A south, southeast wind slowly started to pick up as anticipated which on top of a big long period northwest swell was going to make for a washing machine sea state later in the day. We opted to batten down the hatches and head home instead of beating ourselves up. We cruised east towards the coast, with a little live squid left in the tank. We of course had to stop on the few paddies in route but again all turned up dry. We all shot the shit and talked fishing, surfing, and mountains up in Mammoth and June Lake where James has a cabin. Again, if you have a chance to fish with Captain James, I have to say don’t pass it. He’s not only an avid saltwater fisher but an overall rad guy who splits time as a fulltime fireman, Bight Sportfishing charter captain, and all-around badass outdoorsman.
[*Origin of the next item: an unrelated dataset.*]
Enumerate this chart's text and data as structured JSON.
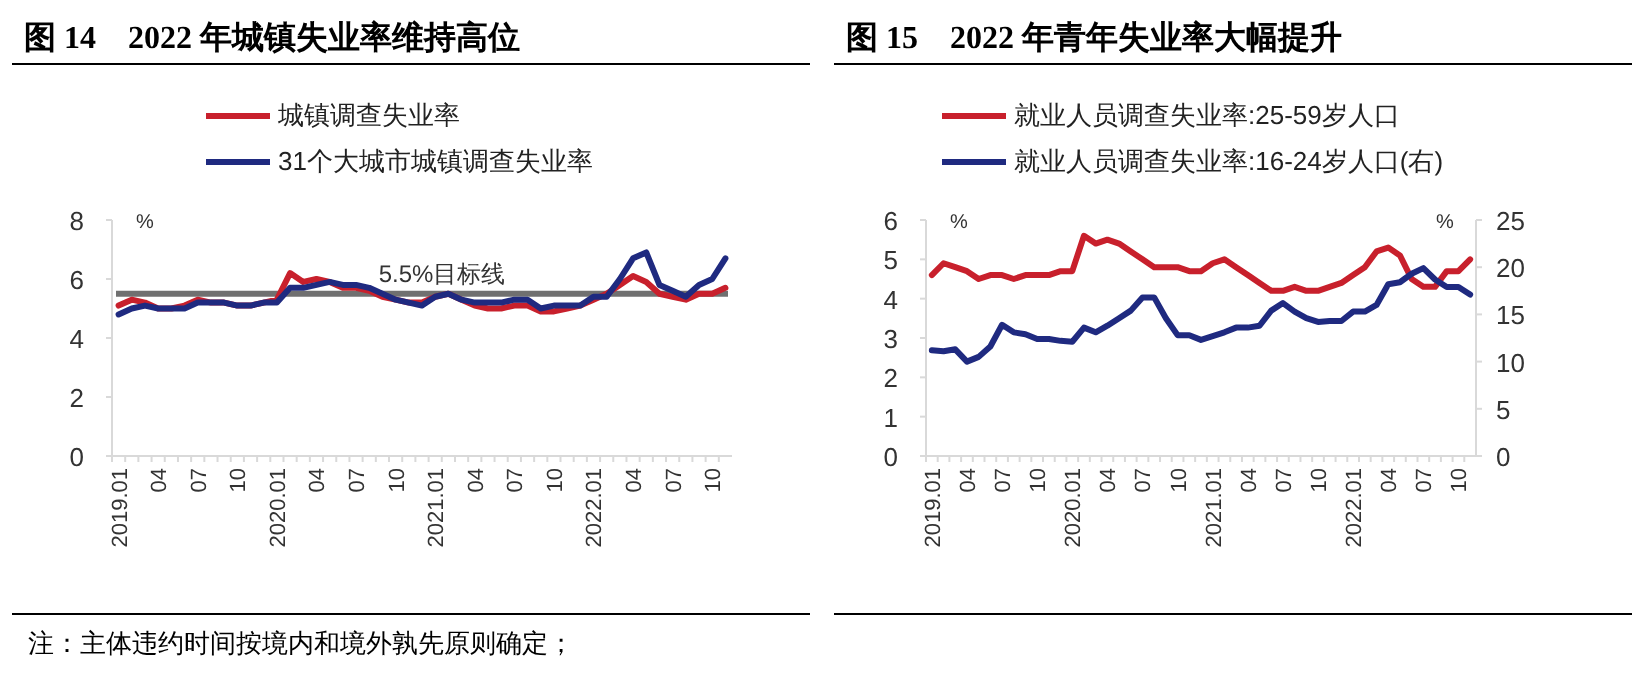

Back at the docks we took our obligatory Instagram picture with our remaining bugs, offloaded our gear and immediately started reminiscing about the trip we literally just had. The combo of lobster hooping, staying on the island and then ghost hunting the next day was definitely an extremely unique experience. Plus, it’s still only January so the seabass bite should only get better as spring approaches.
I learned a ton about the rigging, what water conditions to look for and other tactics that some of the best in business use for White Seabass but what I took away the most is this – I have a lot of work to do to be successful catching this species. To me, this a somewhat technical fishery that requires a high level of know how (and probably as importantly, know when) if you want to consistently be successful. This will only come with spending time on the water. Learning the local spots, fishing and tracking through different moon phases and then staying on top of schools when the big females roll through. I greatly look forward to the challenge and am making it a priority this winter into spring to dedicate more time to learning it.
Thank you, Brandon and James, from Bight Sportfishing for putting together such an epic trip. I get why these guys have such a high reputation in our So-Cal fishing community. Both true anglers with an unmatched passion for White Seabass fishing but just as importantly, overall awesome guys that are there to make your trip fun. The epitome of what fishing should be.
ABOUT THE AUTHOR:Jordan Jennings grew up boating and fishing the lakes of his home state of Michigan. Cutting his teeth on the bass, salmon, perch, and pike of local inland lakes. His passion grew into saltwater fishing on the Gulf of Mexico when visiting family in Florida. He was lucky enough to come from a family of outdoorsman who taught him fishing, hunting and the beauty of nature. Now, Jordan is a fishing fanatic that spends as many days on the water as possible chasing new species, learning new techniques and enjoying the journey along the way.
Jordan is an experienced entrepreneur and sales and marketing professional within the boating industry. He currently works for Freedom Boat Club as their Global Director of Franchise Sales, which is just a fancy title that means he’s focused on starting and growing their network of boat clubs both domestically and internationally. He is a big ambassador and believer of promoting new boaters and fishermen into our sport.